「前ばっかり向いて努力」元高知商監督の恩師が阪神・藤川監督の目標へ突き進む性格に太鼓判 帽子に書かれた言葉も明かす

 V奪還を目指す阪神・藤川球児新監督(44)への期待を示す企画「球児虎にエール」。今回は元高知商監督で日本高野連の技術・振興委員長を務める正木陽氏(63)が教え子の藤川監督にエールを送った。

  ◇  ◇

 「本当にどこまでも応援します。高校3年間を一緒にやってきてうれしいというよりも誇らしいですね」

 入学時の藤川監督は体の線も細く、最速も125キロ程度。それでも「ボールの回転もいいし、柔らかく投げるけどボールが垂れなかった」と、後に火の玉ストレートと称された直球の素質を恩師は感じていた。自宅から高校まで通える距離ではあったが、寮生活を促して食生活などから指導。「好きなことも苦手なこともコツコツやらなあかんということを身につけてもらいたかった」と、高校3年間を共に歩み、阪神ドラフト1位でプロの世界へと送り出した。
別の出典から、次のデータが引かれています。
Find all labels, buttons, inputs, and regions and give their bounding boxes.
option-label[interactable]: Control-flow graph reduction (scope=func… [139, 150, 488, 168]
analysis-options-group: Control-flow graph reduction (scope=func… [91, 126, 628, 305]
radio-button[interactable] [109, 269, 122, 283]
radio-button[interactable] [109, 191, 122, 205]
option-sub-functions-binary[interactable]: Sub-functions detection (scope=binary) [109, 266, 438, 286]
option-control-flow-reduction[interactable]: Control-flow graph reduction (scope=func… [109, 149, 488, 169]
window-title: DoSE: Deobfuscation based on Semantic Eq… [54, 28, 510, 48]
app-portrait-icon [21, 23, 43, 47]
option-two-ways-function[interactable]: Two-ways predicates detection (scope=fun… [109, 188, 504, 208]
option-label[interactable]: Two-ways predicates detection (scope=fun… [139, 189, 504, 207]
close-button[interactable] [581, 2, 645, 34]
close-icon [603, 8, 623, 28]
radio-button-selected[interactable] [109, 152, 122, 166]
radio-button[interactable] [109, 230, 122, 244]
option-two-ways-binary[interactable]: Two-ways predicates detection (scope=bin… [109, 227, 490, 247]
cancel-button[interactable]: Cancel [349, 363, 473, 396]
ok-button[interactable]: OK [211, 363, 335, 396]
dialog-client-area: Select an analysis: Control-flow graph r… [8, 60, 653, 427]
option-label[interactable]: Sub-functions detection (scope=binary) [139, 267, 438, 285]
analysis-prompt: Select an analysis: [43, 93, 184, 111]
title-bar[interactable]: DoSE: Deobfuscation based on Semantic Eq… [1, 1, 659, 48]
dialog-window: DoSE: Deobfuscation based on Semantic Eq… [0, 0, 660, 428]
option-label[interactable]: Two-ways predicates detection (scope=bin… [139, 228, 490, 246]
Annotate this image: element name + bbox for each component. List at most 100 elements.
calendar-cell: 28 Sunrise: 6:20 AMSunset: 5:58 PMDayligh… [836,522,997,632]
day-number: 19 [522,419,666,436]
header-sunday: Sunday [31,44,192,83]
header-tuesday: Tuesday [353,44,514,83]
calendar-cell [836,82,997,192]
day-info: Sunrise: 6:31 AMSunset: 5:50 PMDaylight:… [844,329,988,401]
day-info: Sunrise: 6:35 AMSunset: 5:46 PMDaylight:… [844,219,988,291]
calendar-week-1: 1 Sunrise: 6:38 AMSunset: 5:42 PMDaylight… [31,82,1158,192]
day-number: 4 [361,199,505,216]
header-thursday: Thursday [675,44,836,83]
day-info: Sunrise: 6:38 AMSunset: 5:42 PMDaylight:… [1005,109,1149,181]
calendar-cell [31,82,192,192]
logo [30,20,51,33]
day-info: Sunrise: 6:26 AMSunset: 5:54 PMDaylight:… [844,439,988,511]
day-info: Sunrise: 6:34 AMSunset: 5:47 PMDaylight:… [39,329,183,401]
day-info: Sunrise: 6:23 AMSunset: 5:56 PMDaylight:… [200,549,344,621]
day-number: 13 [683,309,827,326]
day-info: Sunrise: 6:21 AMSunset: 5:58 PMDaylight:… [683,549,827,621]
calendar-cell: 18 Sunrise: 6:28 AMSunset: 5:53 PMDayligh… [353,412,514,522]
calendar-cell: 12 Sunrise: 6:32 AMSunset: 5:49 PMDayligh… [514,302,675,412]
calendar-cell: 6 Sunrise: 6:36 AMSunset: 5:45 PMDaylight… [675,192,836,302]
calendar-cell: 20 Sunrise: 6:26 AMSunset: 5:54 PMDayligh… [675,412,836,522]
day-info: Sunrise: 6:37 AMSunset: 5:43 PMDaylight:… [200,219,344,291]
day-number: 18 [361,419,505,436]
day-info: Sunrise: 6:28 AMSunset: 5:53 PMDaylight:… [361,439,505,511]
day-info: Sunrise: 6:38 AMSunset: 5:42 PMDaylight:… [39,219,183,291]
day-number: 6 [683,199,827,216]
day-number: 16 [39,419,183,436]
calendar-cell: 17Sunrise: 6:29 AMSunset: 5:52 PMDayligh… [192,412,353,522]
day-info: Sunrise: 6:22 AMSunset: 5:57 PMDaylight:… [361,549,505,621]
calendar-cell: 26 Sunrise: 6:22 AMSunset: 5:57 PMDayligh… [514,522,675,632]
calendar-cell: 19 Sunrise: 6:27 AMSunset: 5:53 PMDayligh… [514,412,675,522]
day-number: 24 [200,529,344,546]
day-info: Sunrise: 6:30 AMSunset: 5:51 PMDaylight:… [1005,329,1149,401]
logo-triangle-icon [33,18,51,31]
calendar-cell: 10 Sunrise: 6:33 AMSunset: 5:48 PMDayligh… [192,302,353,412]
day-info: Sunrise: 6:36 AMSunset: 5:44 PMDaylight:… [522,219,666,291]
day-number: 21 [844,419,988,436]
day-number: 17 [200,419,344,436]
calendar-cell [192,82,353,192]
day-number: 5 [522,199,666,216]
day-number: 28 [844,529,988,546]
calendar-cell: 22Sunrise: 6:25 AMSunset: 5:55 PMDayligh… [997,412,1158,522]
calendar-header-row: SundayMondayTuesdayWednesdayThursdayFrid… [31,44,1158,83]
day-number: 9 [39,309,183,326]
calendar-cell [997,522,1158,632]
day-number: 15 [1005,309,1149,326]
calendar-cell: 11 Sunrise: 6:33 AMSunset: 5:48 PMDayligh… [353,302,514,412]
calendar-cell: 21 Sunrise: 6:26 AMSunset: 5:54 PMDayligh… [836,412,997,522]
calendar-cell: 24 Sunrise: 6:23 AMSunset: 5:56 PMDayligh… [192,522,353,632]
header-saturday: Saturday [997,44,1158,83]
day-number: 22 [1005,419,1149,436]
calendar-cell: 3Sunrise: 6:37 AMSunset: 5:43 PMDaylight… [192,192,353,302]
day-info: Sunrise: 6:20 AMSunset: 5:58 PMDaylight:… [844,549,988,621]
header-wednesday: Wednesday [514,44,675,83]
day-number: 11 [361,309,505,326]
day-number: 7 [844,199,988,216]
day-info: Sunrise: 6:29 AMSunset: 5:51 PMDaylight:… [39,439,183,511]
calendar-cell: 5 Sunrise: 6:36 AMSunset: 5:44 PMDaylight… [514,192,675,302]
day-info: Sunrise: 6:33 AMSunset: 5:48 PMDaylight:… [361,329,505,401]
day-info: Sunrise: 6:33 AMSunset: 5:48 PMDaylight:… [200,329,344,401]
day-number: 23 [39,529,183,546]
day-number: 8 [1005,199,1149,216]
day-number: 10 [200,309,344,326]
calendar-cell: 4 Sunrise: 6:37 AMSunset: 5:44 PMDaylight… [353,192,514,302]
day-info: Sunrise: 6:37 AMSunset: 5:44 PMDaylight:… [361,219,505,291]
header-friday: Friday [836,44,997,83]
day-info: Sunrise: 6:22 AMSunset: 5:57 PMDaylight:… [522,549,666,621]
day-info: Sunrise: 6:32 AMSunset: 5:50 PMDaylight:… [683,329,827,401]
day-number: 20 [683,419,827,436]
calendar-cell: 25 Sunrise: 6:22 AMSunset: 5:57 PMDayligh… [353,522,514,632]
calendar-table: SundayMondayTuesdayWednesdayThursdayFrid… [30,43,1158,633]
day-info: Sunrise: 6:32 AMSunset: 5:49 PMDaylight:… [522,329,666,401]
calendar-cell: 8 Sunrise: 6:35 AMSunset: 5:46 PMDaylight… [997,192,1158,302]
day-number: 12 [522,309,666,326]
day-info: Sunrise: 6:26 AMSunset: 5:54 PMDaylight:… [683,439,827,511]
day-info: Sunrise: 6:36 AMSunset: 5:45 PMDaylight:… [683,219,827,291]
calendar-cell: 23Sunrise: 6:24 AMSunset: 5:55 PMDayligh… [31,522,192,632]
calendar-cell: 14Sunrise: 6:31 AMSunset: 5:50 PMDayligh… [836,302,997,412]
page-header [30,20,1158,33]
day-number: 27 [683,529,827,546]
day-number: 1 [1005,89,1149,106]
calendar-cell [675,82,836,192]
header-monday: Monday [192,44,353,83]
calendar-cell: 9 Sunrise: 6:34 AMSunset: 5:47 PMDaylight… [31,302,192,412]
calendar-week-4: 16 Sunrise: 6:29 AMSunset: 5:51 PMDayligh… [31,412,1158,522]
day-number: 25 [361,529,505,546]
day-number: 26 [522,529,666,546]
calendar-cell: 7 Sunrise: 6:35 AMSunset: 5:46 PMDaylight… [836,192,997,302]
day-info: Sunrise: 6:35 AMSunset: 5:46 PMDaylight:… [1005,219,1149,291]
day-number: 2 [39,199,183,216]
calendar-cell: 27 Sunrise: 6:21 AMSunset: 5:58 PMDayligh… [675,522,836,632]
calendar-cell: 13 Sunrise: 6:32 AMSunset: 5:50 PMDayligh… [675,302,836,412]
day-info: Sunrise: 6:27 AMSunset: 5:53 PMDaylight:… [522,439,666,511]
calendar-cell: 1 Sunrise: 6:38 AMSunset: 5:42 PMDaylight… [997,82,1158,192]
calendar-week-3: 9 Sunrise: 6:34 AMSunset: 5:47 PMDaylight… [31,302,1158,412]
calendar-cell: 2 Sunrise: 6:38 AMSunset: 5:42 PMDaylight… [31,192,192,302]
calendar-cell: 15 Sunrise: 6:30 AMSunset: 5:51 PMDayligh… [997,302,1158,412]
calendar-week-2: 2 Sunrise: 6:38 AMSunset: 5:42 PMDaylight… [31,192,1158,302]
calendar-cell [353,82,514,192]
 藤川監督は高知商2年の夏に甲子園出場を果たし、日本代表入りも経験。高校球児として華々しいキャリアを送っていたものの、弱気になる一面もあったという。正木氏と同い年で炎のストッパーとして名をはせた元広島・津田恒実氏に憧れた右腕。帽子のつばの裏には「弱気は最大の敵」としたためていた。正木氏は「津田の言葉やないかと言ったのを覚えています。気合で立ち向かっていくことを自分とダブらせていたんじゃないですかね」と懐古した。

 プロ入り後も長く2軍生活を送り、1軍定着後も故障など苦難を多く味わった藤川監督。その壁を乗り越えていく姿を正木氏は見守ってきた。「注目を浴びるたびにたくましくなる。ウイークポイントを上回る武器を持つことで今の藤川にたどり着いた。立場、環境が人をつくりますね」。剛球で名を上げ、引退後も鋭い洞察力で評論家として野球に関わってきた藤川監督。強みを育み、弱肉強食の世界で生き残るすべを身につけてきた。

 「考えてやったことはうまくいかなくても後悔しない。前ばっかり向いて努力するんですよ」と正木氏。藤川監督の目標に向かって突き進む性格に太鼓判を押し、「良いことも悪いことも経験したうえで監督を引き受けたはず。選手のために優勝するためにやるだけと思っているはず」と背中を押した。

 8日は秋季キャンプを視察し、遠めから藤川監督の姿を目に焼き付けた。「プロ野球の監督は決断するのが仕事だと思う。いいと思ったことを選手に返していけばいい」。真っすぐな生きざまを貫く教え子の新たな舞台での活躍を願った。

 ◇正木 陽(まさき・あきら)1960年11月26日生まれ、63歳。高知市出身。外野手。高知商3年時に夏の甲子園準優勝を経験し、同大に進学。卒業した1983年から母校の教員となった。同校野球部監督としては93年秋~2000年夏、10年春~15年夏に指揮を執り、春1度、夏2度甲子園出場。23年から日本高野連理事、技術・振興委員長を務めている。